An apamin- and scyllatoxin-insensitive isoform of the human SK3 channel

We have isolated an hSK3 isoform from a human embryonic cDNA library that we have named hSK3_ex4. This isoform contains a 15 amino acid insertion within the S5 to P-loop segment. Transcripts encoding hSK3_ex4 are coexpressed at lower levels with hSK3 in neuronal as well as in non-neuronal tissues. To investigate the pharmacokinetic properties of hSK3_ex4, we expressed the isoforms hSK3 and hSK3_ex4 in tsA cells. Both isoforms were similarly activated by cytosolic Ca2+ (hSK3, EC50=0.91+/-0.4 muM; hSK3_ex4, EC50=0.78+/-0.2 muM) and by 1-ethyl-2-benzimidazolinone (hSK3, EC50=0.17 mM; hSK3_ex4, 0.19 mM).
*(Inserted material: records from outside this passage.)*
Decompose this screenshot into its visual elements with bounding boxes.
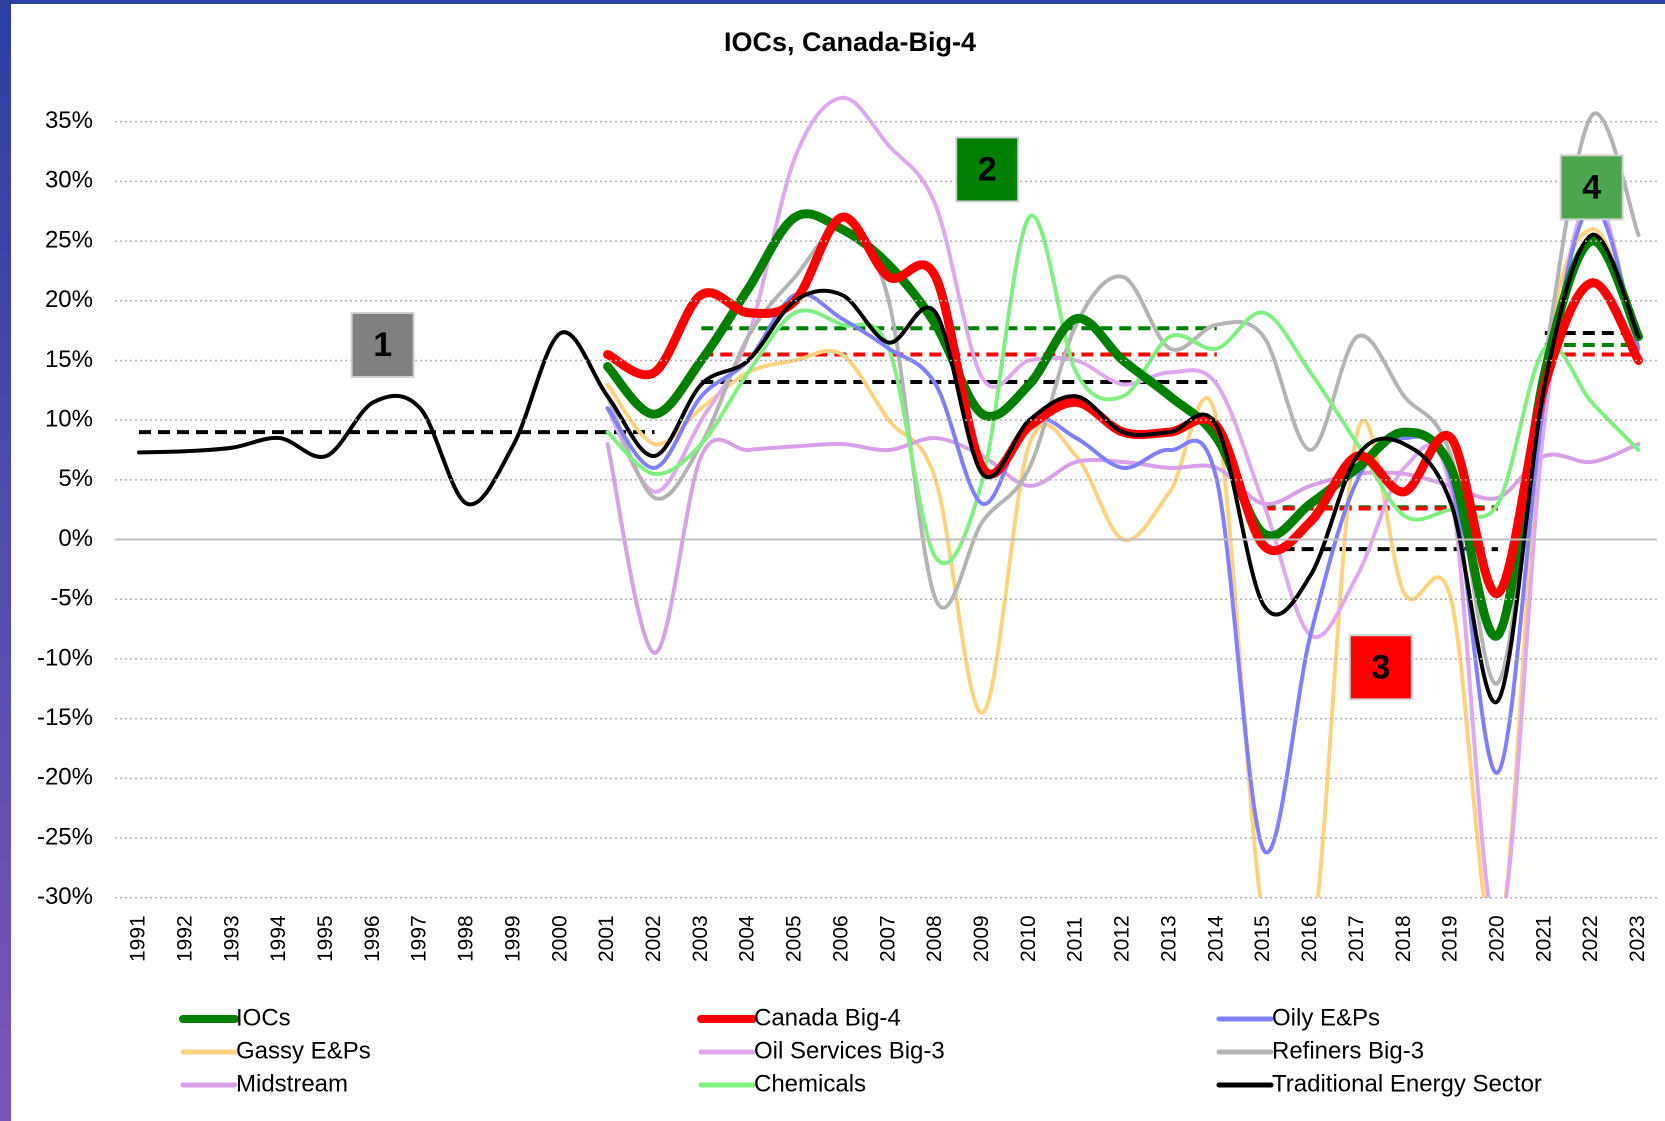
x-tick-label: 1993 (220, 915, 243, 962)
y-tick-label: -30% (37, 883, 93, 910)
annotation-label: 1 (373, 326, 392, 364)
legend-label: Canada Big-4 (754, 1004, 901, 1031)
annotation-box (1348, 634, 1413, 701)
x-tick-label: 1999 (501, 915, 524, 962)
x-tick-label: 2009 (970, 915, 993, 962)
annotation-label: 4 (1582, 168, 1601, 206)
y-tick-label: 20% (45, 286, 93, 313)
x-tick-label: 2021 (1532, 915, 1555, 962)
x-tick-label: 2017 (1345, 915, 1368, 962)
x-tick-label: 1994 (267, 915, 290, 962)
x-tick-label: 2004 (736, 915, 759, 962)
x-tick-label: 1996 (361, 915, 384, 962)
x-tick-label: 2005 (783, 915, 806, 962)
y-tick-label: -10% (37, 644, 93, 671)
x-tick-label: 2008 (923, 915, 946, 962)
x-tick-label: 2015 (1251, 915, 1274, 962)
legend-label: IOCs (236, 1004, 291, 1031)
x-tick-label: 1991 (127, 915, 150, 962)
y-tick-label: 15% (45, 346, 93, 373)
annotation-box (350, 311, 415, 378)
x-tick-label: 2010 (1017, 915, 1040, 962)
legend-label: Midstream (236, 1070, 348, 1097)
chart-title: IOCs, Canada-Big-4 (724, 27, 976, 57)
x-tick-label: 1998 (455, 915, 478, 962)
x-tick-label: 1995 (314, 915, 337, 962)
x-tick-label: 2012 (1111, 915, 1134, 962)
y-tick-label: -5% (50, 585, 93, 612)
x-tick-label: 1992 (173, 915, 196, 962)
x-tick-label: 2006 (829, 915, 852, 962)
series-line (605, 227, 1641, 898)
y-tick-label: 35% (45, 107, 93, 134)
legend-label: Traditional Energy Sector (1272, 1070, 1542, 1097)
series-line (605, 111, 1641, 686)
series-line (603, 209, 1644, 641)
x-tick-label: 1997 (408, 915, 431, 962)
x-tick-label: 2000 (548, 915, 571, 962)
x-tick-label: 2003 (689, 915, 712, 962)
legend-label: Oil Services Big-3 (754, 1037, 945, 1064)
legend-label: Gassy E&Ps (236, 1037, 371, 1064)
annotation-label: 3 (1371, 648, 1390, 686)
series-line (605, 203, 1641, 855)
x-tick-label: 2002 (642, 915, 665, 962)
x-tick-label: 2001 (595, 915, 618, 962)
x-tick-label: 2022 (1579, 915, 1602, 962)
x-tick-label: 2018 (1392, 915, 1415, 962)
y-tick-label: 0% (58, 525, 93, 552)
x-tick-label: 2013 (1157, 915, 1180, 962)
y-tick-label: -15% (37, 704, 93, 731)
x-tick-label: 2011 (1064, 917, 1087, 962)
legend-label: Refiners Big-3 (1272, 1037, 1424, 1064)
series-line (137, 233, 1641, 705)
x-tick-label: 2014 (1204, 915, 1227, 962)
x-tick-label: 2019 (1439, 915, 1462, 962)
legend-label: Oily E&Ps (1272, 1004, 1380, 1031)
y-tick-label: 25% (45, 226, 93, 253)
annotation-box (955, 136, 1020, 203)
y-tick-label: -25% (37, 823, 93, 850)
plot-area (137, 95, 1644, 898)
legend-label: Chemicals (754, 1070, 866, 1097)
x-tick-label: 2023 (1626, 915, 1649, 962)
series-line (605, 95, 1641, 898)
y-tick-label: 30% (45, 167, 93, 194)
annotation-label: 2 (978, 150, 997, 188)
x-tick-label: 2020 (1485, 915, 1508, 962)
y-tick-label: 5% (58, 465, 93, 492)
x-tick-label: 2016 (1298, 915, 1321, 962)
x-tick-label: 2007 (876, 915, 899, 962)
y-tick-label: 10% (45, 406, 93, 433)
annotation-box (1559, 154, 1624, 221)
chart-frame (11, 4, 1665, 1121)
y-tick-label: -20% (37, 764, 93, 791)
They were both blocked by tetraethylammonium (hSK3, K-d=2.2 mM; hSK3_ex4, 2.6 mM) and showed similar permeabilities relative to K+ for Cs+ (hSK3, 0.17+/-0.04, n=3; hSK3_ex4, 0.17+/-0.05, n=3) and Rb+ (hSK3, 0.79+/-0.04, n=3; hSK3_ex4, 0.8+/-0.07, n=3). Ba2+ blocked both isoforms, and in both cases, the block was strongest at hyperpolarizing membrane potentials. However, the voltage-dependence of hSK3 was stronger than that of hSK3_ex4. The most obvious distinguishing feature of this new isoform was that whereas hSK3 was blocked by apamin (K-d=0.8 nM), scyllatoxin (K-d=2.1 nM), and d-tubocurarine(K-d=33.4 muM), hSK3_ex4 was not affected by apamin up to 100 nM, scyllatoxin up to 500 nM, and d-tubocurarine up to 500 muM. So far, isoform hSK3_ex4 forms the only small-conductance calcium-activated potassium (SK) channels, which are insensitive to the classic SK blockers.